Während SPD und Grüne die dramatische Lage verstanden haben und im Sinne der Mehrheit der Bevölkerung handeln wollen – denn Umfragen zeigen seit Jahren eine breite gesellschaftliche Mehrheit für
die Besteuerung extrem großer Vermögen –, stecken die anderen Fraktionen lieber den Kopf in den Sand. Sie zeigen deutlich, dass sie die Lobby der Reichen sind und das ihnen die normalen
Bürger:innen egal sind.
Dahinter steckt kalkuliertes Taktieren rechter Ideologen und reichen Lobbyisten: Erst wird jede Debatte über neue, gerechte Einnahmequellen auf Bundesebene blockiert, um die bitteren, schmerzhaften Folgen des kommenden Sparkurses vor Ort später dem Bürgermeister Kreutz (SPD) in die Schuhe schieben zu können. Das ist billige und dogmatische Parteipolitik für eine Lobby auf dem Rücken der Menschen, die konkret von den kommenden HSK-Maßnahmen betroffen sein werden. Das ist nicht Mal populistisch, denn das würden die Bürger:innen ja noch verstehen. Es ist einfach nur noch destruktiv und ohne Perspektive für eine solide Finanzpolitik, für die auf Landes- und Bundeseben die gleichen Parteien verantwortlich sind, wie hier vor Ort in Bergisch Gladbach.

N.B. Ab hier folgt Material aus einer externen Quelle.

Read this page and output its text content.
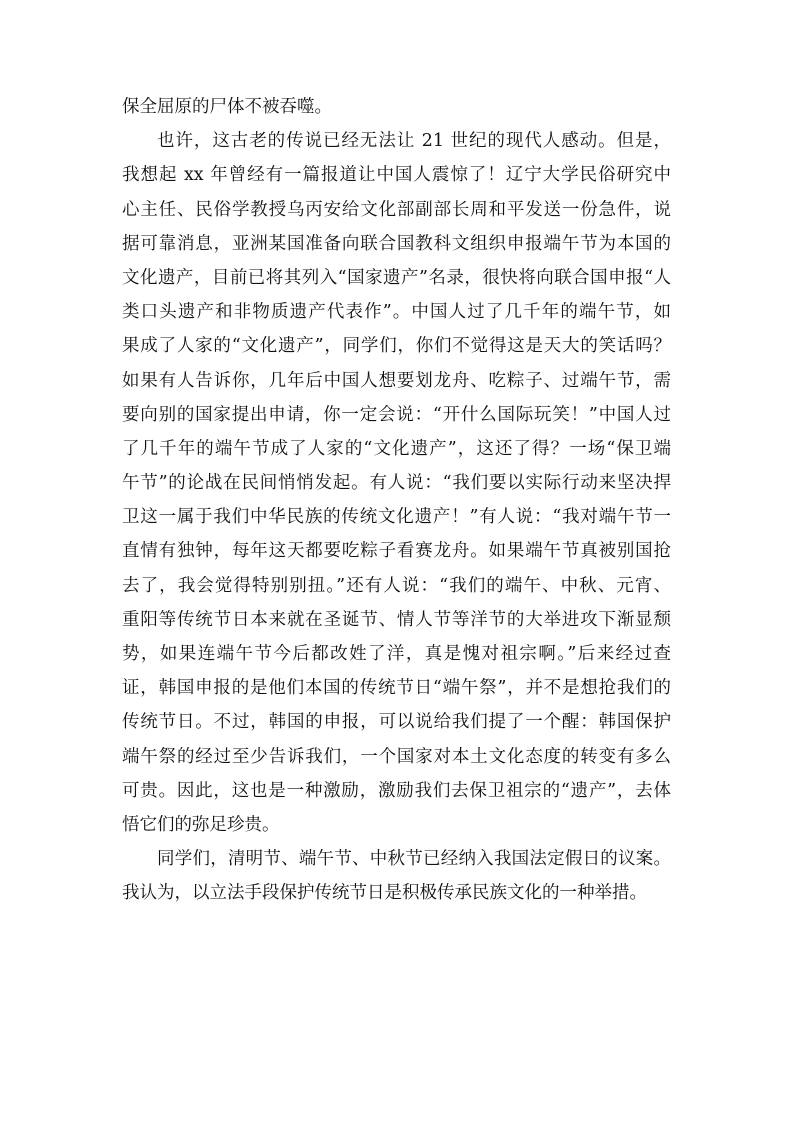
保全屈原的尸体不被吞噬。
也许，这古老的传说已经无法让 21 世纪的现代人感动。但是，
我想起 xx 年曾经有一篇报道让中国人震惊了！辽宁大学民俗研究中
心主任、民俗学教授乌丙安给文化部副部长周和平发送一份急件，说
据可靠消息，亚洲某国准备向联合国教科文组织申报端午节为本国的
文化遗产，目前已将其列入“国家遗产”名录，很快将向联合国申报“人
类口头遗产和非物质遗产代表作”。中国人过了几千年的端午节，如
果成了人家的“文化遗产”，同学们，你们不觉得这是天大的笑话吗？
如果有人告诉你，几年后中国人想要划龙舟、吃粽子、过端午节，需
要向别的国家提出申请，你一定会说：“开什么国际玩笑！”中国人过
了几千年的端午节成了人家的“文化遗产”，这还了得？一场“保卫端
午节”的论战在民间悄悄发起。有人说：“我们要以实际行动来坚决捍
卫这一属于我们中华民族的传统文化遗产！”有人说：“我对端午节一
直情有独钟，每年这天都要吃粽子看赛龙舟。如果端午节真被别国抢
去了，我会觉得特别别扭。”还有人说：“我们的端午、中秋、元宵、
重阳等传统节日本来就在圣诞节、情人节等洋节的大举进攻下渐显颓
势，如果连端午节今后都改姓了洋，真是愧对祖宗啊。”后来经过查
证，韩国申报的是他们本国的传统节日“端午祭”，并不是想抢我们的
传统节日。不过，韩国的申报，可以说给我们提了一个醒：韩国保护
端午祭的经过至少告诉我们，一个国家对本土文化态度的转变有多么
可贵。因此，这也是一种激励，激励我们去保卫祖宗的“遗产”，去体
悟它们的弥足珍贵。
同学们，清明节、端午节、中秋节已经纳入我国法定假日的议案。
我认为，以立法手段保护传统节日是积极传承民族文化的一种举措。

Wer in Zeiten wie diesen die Augen vor vernünftigen Finanzierungsalternativen verschließt, betreibt die aktive Selbstaufgabe unserer kommunalen Selbstverwaltung, um die Reichen und Schönen zu verschonen. Es ist an der Zeit, dass die Ratsmitglieder ihre ideologischen Scheuklappen ablegen und endlich anfangen, Schaden von dieser Stadt abzuwenden – anstatt ihn sehenden Auges zu verwalten. Etwas mehr Realitätsbewusstsein zu erwarten ist tatsächlich nicht zu viel verlangt und das sind die Stadtratsmitgliedern den Bürgerinnen schuldig.